Новости

Наконец-то - рецензия Лизы Биргер на роман Тараса Прохасько "НепрОстые"

"Узнать Украину" - так назывался проект на летнем Московском открытом книжном фестивале. Привезли видных украинских писателей, даже Сергея Жадана, дали им поговорить про культурно-языковые различия между "нами" и "ими". "Мы не знаем Украину, Украина не знает нас". С нашей имперской высоты, и правда, на Украине нам виднеется разве что один Андрей Курков, да и тот пишет по-русски. Где-то там вдали есть еще Юрий Андрухович, Сергей Жадан. И вот - Тарас Прохасько. Его роман "НепрОстые" вышел летом в одном из московских издательств.

Косвенные признаки говорят нам, что писателя Тараса Прохасько читать надо. Времена пошли такие, что мы должны читать автора, даже просто потому, что у него серьга в ухе или на голове пакет. А у Прохасько серьга в ухе есть. Ему регулярно достаются какие-нибудь литературные премии. Его издает наловчившееся штамповать лауреатов литературных премий издательство "Ad Marginem". В аннотации (а это последнее издательство, еще не разучившееся, или же, наоборот, уже научившееся писать грамотные, завлекательные аннотации) называет его "украинским Маркесом", пишет: "Прохасько тонко чувствует и воссоздает в своей прозе поэтику родного галицийского ландшафта, его странную, немного фантастичную атмосферу, заставляющую читателя вспомнить об эпохе барокко, ощутить на себе магическое обаяние старинного деревенского театра - "райка" и, одновременно, окунуться в меланхолию австро-венгерской культуры эпохи бидермайера и венского сецессиона". Политика издательства такова, что попадание в его обойму автоматически означает попадание в какой-нибудь тренд. К своему тренду Прохасько принадлежит по рождению - он родился на Украине, в городе Ивано-Франковске, ранее известном как Станиславов.

Такой есть город, назван в честь писателя, и сам плодит писателей - отсюда родом столпы новой украинской литературы: Юрий Андрухович, Юрий Издрык. Их литературный расцвет, случившийся здесь в 90-е, называют "станиславским феноменом". Это не просто литературное цветение в одном отдельно взятом "малом Львове", не просто издававшийся здесь журнал "Четверг", откуда пошла новая украинская литература, это - собственная мифология города. Биография города создает биографию литературы. У Прохасько буквально так: в романе "НепрОстые" жизнь персонажей связана с жизнью выдуманного карпатского города Яливец. Этот город, построенный одним из героев романа в конце XIX века, через пять лет после основания стал "самым фантастическим и достаточно модным курортом Европы". Курорт, куда приезжают пить джин (яливец - карпатское название можжевельника), устроенный со всем альпинистcким безумием: с тросами между гор, трапециями, батутами под окнами.
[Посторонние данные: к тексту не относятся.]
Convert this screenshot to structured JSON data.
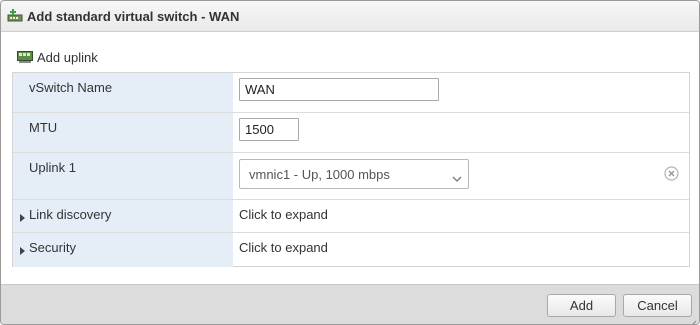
{
  "dialog": {
    "title": "Add standard virtual switch - WAN"
  },
  "toolbar": {
    "add_uplink_label": "Add uplink"
  },
  "form": {
    "vswitch_name": {
      "label": "vSwitch Name",
      "value": "WAN"
    },
    "mtu": {
      "label": "MTU",
      "value": "1500"
    },
    "uplink1": {
      "label": "Uplink 1",
      "selected": "vmnic1 - Up, 1000 mbps"
    },
    "link_discovery": {
      "label": "Link discovery",
      "value": "Click to expand"
    },
    "security": {
      "label": "Security",
      "value": "Click to expand"
    }
  },
  "footer": {
    "add_label": "Add",
    "cancel_label": "Cancel"
  },
  "icons": {
    "title": "vswitch-add-icon",
    "add_uplink": "network-card-icon",
    "clear": "clear-circle-icon",
    "dropdown": "chevron-down-icon",
    "expand": "caret-right-icon"
  },
  "colors": {
    "label_background": "#e5eef6",
    "footer_background": "#dcdcdc",
    "titlebar_background": "#efefef"
  }
}
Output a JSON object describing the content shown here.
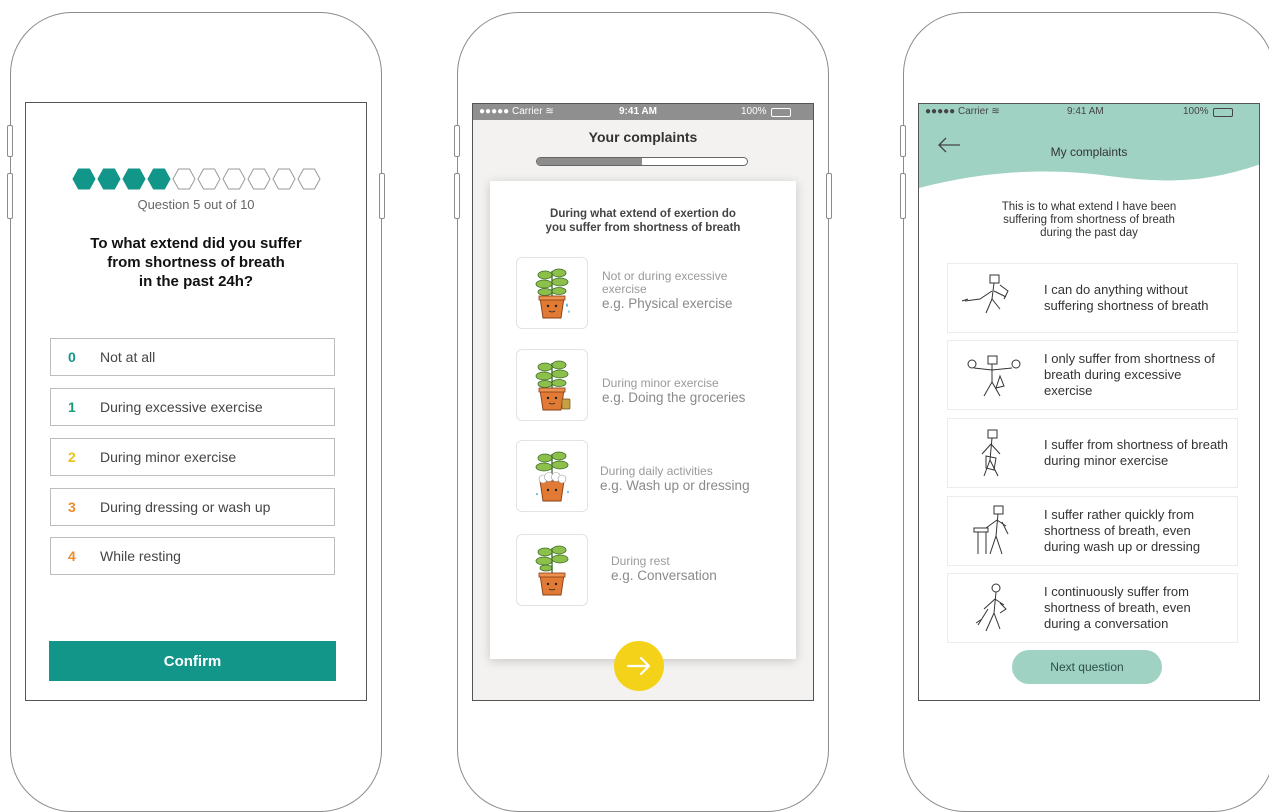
{
  "phone1": {
    "progress": {
      "current": 5,
      "total": 10
    },
    "counter": "Question 5 out of 10",
    "question": "To what extend did you suffer from shortness of breath in the past 24h?",
    "question_lines": [
      "To what extend did you suffer",
      "from shortness of breath",
      "in the past 24h?"
    ],
    "options": [
      {
        "num": "0",
        "label": "Not at all",
        "color": "#13968a"
      },
      {
        "num": "1",
        "label": "During excessive exercise",
        "color": "#1a9c7a"
      },
      {
        "num": "2",
        "label": "During minor exercise",
        "color": "#e9c21c"
      },
      {
        "num": "3",
        "label": "During dressing or wash up",
        "color": "#ef8a2a"
      },
      {
        "num": "4",
        "label": "While resting",
        "color": "#ef8a2a"
      }
    ],
    "confirm_label": "Confirm",
    "colors": {
      "accent": "#13968a"
    }
  },
  "phone2": {
    "status": {
      "carrier": "●●●●● Carrier ≋",
      "time": "9:41 AM",
      "battery": "100%"
    },
    "title": "Your complaints",
    "progress_fraction": 0.5,
    "question_lines": [
      "During what extend of exertion do",
      "you suffer from shortness of breath"
    ],
    "options": [
      {
        "main": [
          "Not or during excessive",
          "exercise"
        ],
        "example": "e.g. Physical exercise",
        "icon": "plant-sweating-icon"
      },
      {
        "main": [
          "During minor exercise"
        ],
        "example": "e.g. Doing the groceries",
        "icon": "plant-walking-icon"
      },
      {
        "main": [
          "During daily activities"
        ],
        "example": "e.g. Wash up or dressing",
        "icon": "plant-washing-icon"
      },
      {
        "main": [
          "During rest"
        ],
        "example": "e.g. Conversation",
        "icon": "plant-resting-icon"
      }
    ],
    "next_icon": "arrow-right-icon",
    "colors": {
      "next": "#f4d21a"
    }
  },
  "phone3": {
    "status": {
      "carrier": "●●●●● Carrier ≋",
      "time": "9:41 AM",
      "battery": "100%"
    },
    "back_icon": "back-arrow-icon",
    "title": "My complaints",
    "intro_lines": [
      "This is to what extend I have been",
      "suffering from shortness of breath",
      "during the past day"
    ],
    "answers": [
      {
        "text": "I can do anything without suffering shortness of breath",
        "icon": "figure-running-icon"
      },
      {
        "text": "I only suffer from shortness of breath during excessive exercise",
        "icon": "figure-juggling-icon"
      },
      {
        "text": "I suffer from shortness of breath during minor exercise",
        "icon": "figure-walking-icon"
      },
      {
        "text": "I suffer rather quickly  from shortness of breath, even during wash up or dressing",
        "icon": "figure-sink-icon"
      },
      {
        "text": "I  continuously suffer from shortness of breath, even during a conversation",
        "icon": "figure-talking-icon"
      }
    ],
    "next_label": "Next question",
    "colors": {
      "header": "#9fd2c3",
      "button": "#9fd2c3"
    }
  }
}
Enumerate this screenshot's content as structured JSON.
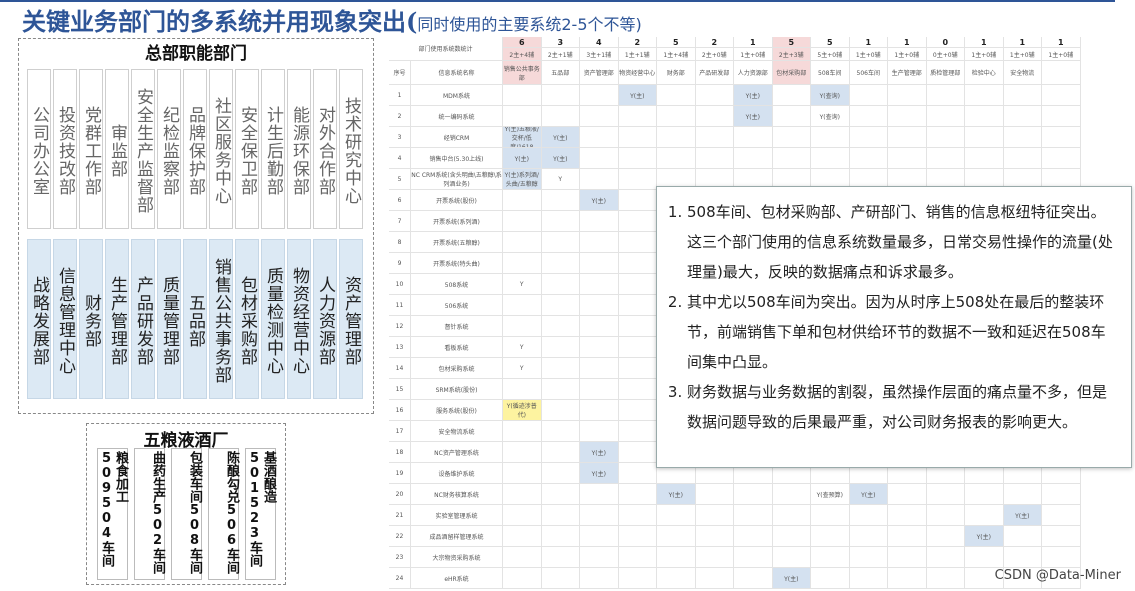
{
  "header": {
    "title_main": "关键业务部门的多系统并用现象突出(",
    "title_sub": "同时使用的主要系统2-5个不等)"
  },
  "hq": {
    "title": "总部职能部门",
    "top_row": [
      "公司办公室",
      "投资技改部",
      "党群工作部",
      "审监部",
      "安全生产监督部",
      "纪检监察部",
      "品牌保护部",
      "社区服务中心",
      "安全保卫部",
      "计生后勤部",
      "能源环保部",
      "对外合作部",
      "技术研究中心"
    ],
    "bottom_row": [
      "战略发展部",
      "信息管理中心",
      "财务部",
      "生产管理部",
      "产品研发部",
      "质量管理部",
      "五品部",
      "销售公共事务部",
      "包材采购部",
      "质量检测中心",
      "物资经营中心",
      "人力资源部",
      "资产管理部"
    ]
  },
  "plant": {
    "title": "五粮液酒厂",
    "units": [
      "粮食加工509504车间",
      "曲药生产502车间",
      "包装车间508车间",
      "陈酿勾兑506车间",
      "基酒酿造501523车间"
    ]
  },
  "table": {
    "stat_label": "部门使用系统数统计",
    "seq_label": "序号",
    "sys_label": "信息系统名称",
    "counts": [
      {
        "n": "6",
        "d": "2主+4辅"
      },
      {
        "n": "3",
        "d": "2主+1辅"
      },
      {
        "n": "4",
        "d": "3主+1辅"
      },
      {
        "n": "2",
        "d": "1主+1辅"
      },
      {
        "n": "5",
        "d": "1主+4辅"
      },
      {
        "n": "2",
        "d": "2主+0辅"
      },
      {
        "n": "1",
        "d": "1主+0辅"
      },
      {
        "n": "5",
        "d": "2主+3辅"
      },
      {
        "n": "5",
        "d": "5主+0辅"
      },
      {
        "n": "1",
        "d": "1主+0辅"
      },
      {
        "n": "1",
        "d": "1主+0辅"
      },
      {
        "n": "0",
        "d": "0主+0辅"
      },
      {
        "n": "1",
        "d": "1主+0辅"
      },
      {
        "n": "1",
        "d": "1主+0辅"
      },
      {
        "n": "1",
        "d": "1主+0辅"
      }
    ],
    "departments": [
      "销售公共事务部",
      "五品部",
      "资产管理部",
      "物资经营中心",
      "财务部",
      "产品研发部",
      "人力资源部",
      "包材采购部",
      "508车间",
      "506车间",
      "生产管理部",
      "质检管理部",
      "检验中心",
      "安全物流",
      ""
    ],
    "rows": [
      {
        "seq": "1",
        "name": "MDM系统"
      },
      {
        "seq": "2",
        "name": "统一编码系统"
      },
      {
        "seq": "3",
        "name": "经销CRM"
      },
      {
        "seq": "4",
        "name": "销售中台(5.30上线)"
      },
      {
        "seq": "5",
        "name": "NC CRM系统(含头明曲\\五粮醇\\系列酒业务)"
      },
      {
        "seq": "6",
        "name": "开票系统(股份)"
      },
      {
        "seq": "7",
        "name": "开票系统(系列酒)"
      },
      {
        "seq": "8",
        "name": "开票系统(五粮醇)"
      },
      {
        "seq": "9",
        "name": "开票系统(特头曲)"
      },
      {
        "seq": "10",
        "name": "508系统"
      },
      {
        "seq": "11",
        "name": "506系统"
      },
      {
        "seq": "12",
        "name": "督针系统"
      },
      {
        "seq": "13",
        "name": "看板系统"
      },
      {
        "seq": "14",
        "name": "包材采购系统"
      },
      {
        "seq": "15",
        "name": "SRM系统(股份)"
      },
      {
        "seq": "16",
        "name": "服务系统(股份)"
      },
      {
        "seq": "17",
        "name": "安全物流系统"
      },
      {
        "seq": "18",
        "name": "NC资产管理系统"
      },
      {
        "seq": "19",
        "name": "设备维护系统"
      },
      {
        "seq": "20",
        "name": "NC财务核算系统"
      },
      {
        "seq": "21",
        "name": "实验室管理系统"
      },
      {
        "seq": "22",
        "name": "成品酒留样管理系统"
      },
      {
        "seq": "23",
        "name": "大宗物资采购系统"
      },
      {
        "seq": "24",
        "name": "eHR系统"
      }
    ],
    "marks": {
      "y_main": "Y(主)",
      "y_query": "Y(查询)",
      "y_wuliang": "Y(主)五粮液/交杯/低度/1618",
      "y_series": "Y(主)系列酒/头曲/五粮醇",
      "y_cash": "Y(查预算)",
      "y_recycle": "Y(循迹涉普代)",
      "y": "Y"
    }
  },
  "callout": {
    "points": [
      "508车间、包材采购部、产研部门、销售的信息枢纽特征突出。这三个部门使用的信息系统数量最多，日常交易性操作的流量(处理量)最大，反映的数据痛点和诉求最多。",
      "其中尤以508车间为突出。因为从时序上508处在最后的整装环节，前端销售下单和包材供给环节的数据不一致和延迟在508车间集中凸显。",
      "财务数据与业务数据的割裂，虽然操作层面的痛点量不多，但是数据问题导致的后果最严重，对公司财务报表的影响更大。"
    ]
  },
  "watermark": "CSDN @Data-Miner"
}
Яливец - всего лишь место, но главный герой, Себастьян, уверен: "основой каждого приватного эпоса является перечень представлений о местах, в которых совершалась семейная история - такая себе семейная география растений".

Все это мы давным-давно прозвали магическим реализмом: фантастическая история местечка, мистика, Себастьян, который на протяжении столетней истории Яливца спит с Анной: всякий раз, когда Анна беременеет, она рожает новую Анну, а затем умирает. И всякий раз, когда новой Анне исполняется пятнадцать, Себастьян "любится" уже с ней, ощущая "безумное скручивание и расправление подземных вод, замалевывание и стирание миров, превращение двадцати предыдущих лет в семя". А НепрОстые - земные боги, которые за героями наблюдают. Почти не вмешиваясь в их жизнь, наблюдают, чтобы рассказывать истории, "баи". Это все-таки не Маркес. Это Павич. Заговор места, создание ему своей мифологии. В Сербии особенно сильно ощущаешь существование страны как заданной в литературе и Кустурице. А оттуда до Карпат - рукой подать. Это все общая бывшая заколдованная Австро-Венгрия, царство принцессы Шиповник, которую наконец-то поцеловало и освободило время, и теперь она устраивает аттракцион, показывая свои древние сокровища.

Но у Прохасько это не получается органично. "Нужно было прожить так много совершенно незначительных лет, чтобы наконец понять, что единственный теоретический вопрос, который по-настоящему вызывает интерес, о котором хочется размышлять и говорить, который время от времени не дает покоя, - это вопрос памяти. Разумеется, собственной," - говорит рассказчик в повести "Как я перестал быть писателем". "НепрОстые" не рождаются из собственной памяти, это роман теоретический. Отсюда постоянно повторяемые фразы про историю рода как историю места. Отсюда некая языковая неуклюжесть, которую явно не получится свалить на переводчика: когда в романе, написанном в традиции магического реализма", вдруг возникают всякие "ему нравились новации" и "у него не появилось никаких аллюзий". Отсюда эта сложная форма, роман, состоящий из "случайных первых фраз", фотографий, не вольнотекущий, а в каждой главе разбитый по пунктам: 1,2,3, как научное исследование или просто кандидатская диссертация.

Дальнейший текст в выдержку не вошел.